The company said it will provide individual staterooms, hot meals, laundry service and Wi-Fi to its guests.
"This tragedy in our own backyard is heart-wrenching," Royal Caribbean Group chairman and CEO Richard Fain said. "Our thoughts are with the families and our whole community, and our thanks go out to the hardworking search and rescue teams. Providing them shelter is a small way to show our support."
Governor Ron DeSantis tweeted photos with search and rescue crews from several states and thanked Royal Caribbean for the accommodations.
In order to accomplish this effort so quickly, the Royal Caribbean Group and the ship's leadership worked with the governor's office, Miami-Dade County, Florida Division of Emergency Management, the U.S. Coast Guard, the U.S. Center for Disease Control and Prevention, and U.S. Customs and Border Protection to receive the necessary approvals within 24 hours.

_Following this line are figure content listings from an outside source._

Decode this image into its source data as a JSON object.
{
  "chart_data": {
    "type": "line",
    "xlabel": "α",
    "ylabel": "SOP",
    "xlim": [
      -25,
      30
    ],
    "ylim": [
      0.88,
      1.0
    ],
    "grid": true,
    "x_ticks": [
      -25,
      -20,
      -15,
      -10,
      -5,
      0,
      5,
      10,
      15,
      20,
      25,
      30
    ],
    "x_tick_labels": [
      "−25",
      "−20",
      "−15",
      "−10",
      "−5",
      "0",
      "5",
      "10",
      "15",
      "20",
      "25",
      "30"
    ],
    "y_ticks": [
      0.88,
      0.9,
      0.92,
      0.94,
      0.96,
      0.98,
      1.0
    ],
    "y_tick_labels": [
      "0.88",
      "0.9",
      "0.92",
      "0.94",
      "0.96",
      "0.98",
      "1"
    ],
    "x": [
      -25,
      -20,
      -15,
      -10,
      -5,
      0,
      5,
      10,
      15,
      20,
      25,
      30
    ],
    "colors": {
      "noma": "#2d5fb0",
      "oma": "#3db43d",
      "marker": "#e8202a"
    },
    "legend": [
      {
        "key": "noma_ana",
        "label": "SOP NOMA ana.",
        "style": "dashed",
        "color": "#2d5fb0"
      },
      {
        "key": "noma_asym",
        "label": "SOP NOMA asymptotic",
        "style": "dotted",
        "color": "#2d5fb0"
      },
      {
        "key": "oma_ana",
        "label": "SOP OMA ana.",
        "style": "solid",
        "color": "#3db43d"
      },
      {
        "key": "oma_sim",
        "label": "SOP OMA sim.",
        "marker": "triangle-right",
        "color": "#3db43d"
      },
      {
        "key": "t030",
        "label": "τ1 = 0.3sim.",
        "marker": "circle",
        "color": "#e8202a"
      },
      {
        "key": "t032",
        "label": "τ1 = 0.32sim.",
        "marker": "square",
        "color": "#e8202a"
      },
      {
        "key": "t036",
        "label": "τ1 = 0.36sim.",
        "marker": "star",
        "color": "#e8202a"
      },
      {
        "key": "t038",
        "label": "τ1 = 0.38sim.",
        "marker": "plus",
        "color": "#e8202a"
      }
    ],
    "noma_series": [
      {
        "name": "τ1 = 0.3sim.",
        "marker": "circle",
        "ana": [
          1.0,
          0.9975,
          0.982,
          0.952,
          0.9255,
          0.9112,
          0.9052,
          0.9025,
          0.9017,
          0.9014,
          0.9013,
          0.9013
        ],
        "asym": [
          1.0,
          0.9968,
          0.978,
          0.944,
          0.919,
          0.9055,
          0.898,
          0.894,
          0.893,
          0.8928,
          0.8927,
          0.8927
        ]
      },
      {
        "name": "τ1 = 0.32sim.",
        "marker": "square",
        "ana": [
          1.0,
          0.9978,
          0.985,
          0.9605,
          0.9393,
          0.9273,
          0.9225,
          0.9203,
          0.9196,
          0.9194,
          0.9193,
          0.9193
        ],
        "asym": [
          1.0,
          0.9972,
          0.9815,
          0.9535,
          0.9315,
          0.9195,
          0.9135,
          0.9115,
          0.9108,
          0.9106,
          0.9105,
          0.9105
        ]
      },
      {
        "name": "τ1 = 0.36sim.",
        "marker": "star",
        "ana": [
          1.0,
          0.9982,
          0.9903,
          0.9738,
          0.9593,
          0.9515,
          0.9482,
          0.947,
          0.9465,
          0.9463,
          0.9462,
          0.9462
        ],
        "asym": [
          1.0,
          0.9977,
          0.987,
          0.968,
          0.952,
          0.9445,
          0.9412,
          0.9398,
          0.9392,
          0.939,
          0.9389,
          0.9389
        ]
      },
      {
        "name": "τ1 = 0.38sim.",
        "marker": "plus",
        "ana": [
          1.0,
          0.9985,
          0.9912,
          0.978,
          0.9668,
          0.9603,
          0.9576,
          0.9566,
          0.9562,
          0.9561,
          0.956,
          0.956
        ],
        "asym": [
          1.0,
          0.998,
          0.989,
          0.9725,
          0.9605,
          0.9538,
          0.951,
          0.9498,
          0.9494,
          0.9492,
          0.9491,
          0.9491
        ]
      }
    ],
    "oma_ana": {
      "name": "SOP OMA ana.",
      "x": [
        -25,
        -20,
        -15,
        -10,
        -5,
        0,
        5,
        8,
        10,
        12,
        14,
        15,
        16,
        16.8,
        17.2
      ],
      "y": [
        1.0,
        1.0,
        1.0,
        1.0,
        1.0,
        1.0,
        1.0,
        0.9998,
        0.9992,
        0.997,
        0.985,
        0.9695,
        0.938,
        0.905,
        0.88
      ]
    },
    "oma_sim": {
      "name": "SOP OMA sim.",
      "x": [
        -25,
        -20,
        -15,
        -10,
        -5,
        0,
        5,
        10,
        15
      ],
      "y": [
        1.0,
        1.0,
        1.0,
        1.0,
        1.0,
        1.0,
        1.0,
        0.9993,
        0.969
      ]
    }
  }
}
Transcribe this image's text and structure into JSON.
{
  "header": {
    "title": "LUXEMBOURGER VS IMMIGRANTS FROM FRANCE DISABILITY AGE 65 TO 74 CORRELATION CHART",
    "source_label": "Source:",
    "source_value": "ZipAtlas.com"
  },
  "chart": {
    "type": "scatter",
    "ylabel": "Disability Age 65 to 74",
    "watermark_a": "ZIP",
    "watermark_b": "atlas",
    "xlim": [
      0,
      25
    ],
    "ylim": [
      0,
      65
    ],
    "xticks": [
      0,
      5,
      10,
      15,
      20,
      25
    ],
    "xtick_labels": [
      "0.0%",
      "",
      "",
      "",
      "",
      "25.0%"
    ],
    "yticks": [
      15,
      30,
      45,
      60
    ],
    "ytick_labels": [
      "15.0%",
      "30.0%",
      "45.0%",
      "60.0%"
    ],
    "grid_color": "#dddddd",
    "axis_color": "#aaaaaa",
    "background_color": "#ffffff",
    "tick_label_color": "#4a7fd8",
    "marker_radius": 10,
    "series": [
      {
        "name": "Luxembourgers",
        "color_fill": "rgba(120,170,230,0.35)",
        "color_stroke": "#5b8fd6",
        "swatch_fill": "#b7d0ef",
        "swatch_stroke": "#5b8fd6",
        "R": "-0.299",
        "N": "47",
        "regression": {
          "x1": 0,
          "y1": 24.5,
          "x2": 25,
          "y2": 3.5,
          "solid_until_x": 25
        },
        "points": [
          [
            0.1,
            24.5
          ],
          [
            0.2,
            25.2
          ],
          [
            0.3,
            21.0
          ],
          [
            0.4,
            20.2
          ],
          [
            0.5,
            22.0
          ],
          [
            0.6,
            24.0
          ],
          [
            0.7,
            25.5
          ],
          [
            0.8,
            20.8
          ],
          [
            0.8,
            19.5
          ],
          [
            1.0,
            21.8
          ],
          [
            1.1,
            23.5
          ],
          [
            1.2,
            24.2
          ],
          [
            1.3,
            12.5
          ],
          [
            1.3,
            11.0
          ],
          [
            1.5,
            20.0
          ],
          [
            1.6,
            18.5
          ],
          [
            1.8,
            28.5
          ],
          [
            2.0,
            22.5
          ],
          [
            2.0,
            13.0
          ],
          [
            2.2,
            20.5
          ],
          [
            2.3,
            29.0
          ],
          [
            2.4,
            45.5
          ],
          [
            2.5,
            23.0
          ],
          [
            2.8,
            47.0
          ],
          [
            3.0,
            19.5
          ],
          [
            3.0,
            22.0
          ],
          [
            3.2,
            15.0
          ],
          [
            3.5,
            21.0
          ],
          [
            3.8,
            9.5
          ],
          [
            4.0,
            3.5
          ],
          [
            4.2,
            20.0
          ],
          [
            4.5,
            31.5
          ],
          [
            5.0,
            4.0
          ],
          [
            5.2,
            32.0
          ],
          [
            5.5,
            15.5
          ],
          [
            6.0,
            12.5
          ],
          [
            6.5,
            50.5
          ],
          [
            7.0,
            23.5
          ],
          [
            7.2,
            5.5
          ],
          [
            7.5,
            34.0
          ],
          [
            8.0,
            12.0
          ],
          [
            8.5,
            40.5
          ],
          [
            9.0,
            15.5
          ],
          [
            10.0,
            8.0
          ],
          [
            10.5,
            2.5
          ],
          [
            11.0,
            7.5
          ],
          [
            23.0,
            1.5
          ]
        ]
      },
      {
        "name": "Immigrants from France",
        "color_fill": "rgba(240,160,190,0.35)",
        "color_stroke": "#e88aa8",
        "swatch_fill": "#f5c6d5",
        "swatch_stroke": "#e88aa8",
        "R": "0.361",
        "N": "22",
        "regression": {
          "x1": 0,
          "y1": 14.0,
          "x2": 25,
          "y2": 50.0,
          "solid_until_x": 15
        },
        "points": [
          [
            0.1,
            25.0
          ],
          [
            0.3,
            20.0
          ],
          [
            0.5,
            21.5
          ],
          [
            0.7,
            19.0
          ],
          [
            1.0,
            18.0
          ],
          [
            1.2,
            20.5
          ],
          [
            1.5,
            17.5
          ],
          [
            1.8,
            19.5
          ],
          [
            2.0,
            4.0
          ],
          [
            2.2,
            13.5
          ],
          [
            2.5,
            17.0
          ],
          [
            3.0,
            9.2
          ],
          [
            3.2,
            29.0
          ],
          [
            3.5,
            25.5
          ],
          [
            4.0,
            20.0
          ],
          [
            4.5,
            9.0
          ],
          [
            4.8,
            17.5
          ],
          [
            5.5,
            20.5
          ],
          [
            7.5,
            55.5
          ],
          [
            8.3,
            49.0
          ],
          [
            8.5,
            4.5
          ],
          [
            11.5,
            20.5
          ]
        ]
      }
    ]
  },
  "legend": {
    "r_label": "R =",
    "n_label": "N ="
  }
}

"This incredible act of kindness and generosity from our friends at Royal Caribbean is deeply appreciated by our entire community," Miami-Dade County Mayor Daniella Levine Cava said. "Over the past nine days, our first responders have been working under dangerous, stressful conditions to move our search and rescue mission forward through so many unprecedented challenges."
"These accommodations will provide them with a much-needed respite and opportunity to rest and recharge for their next shift and are yet another example of how our local and global community has come together in the aftermath of tragedy."
During a Friday morning briefing, Miami-Dade Assistant Fire Chief Raide Jadallah warned relatives of the missing that the search could be suspended again if Hurricane Elsa brings strong winds that would make the work too dangerous.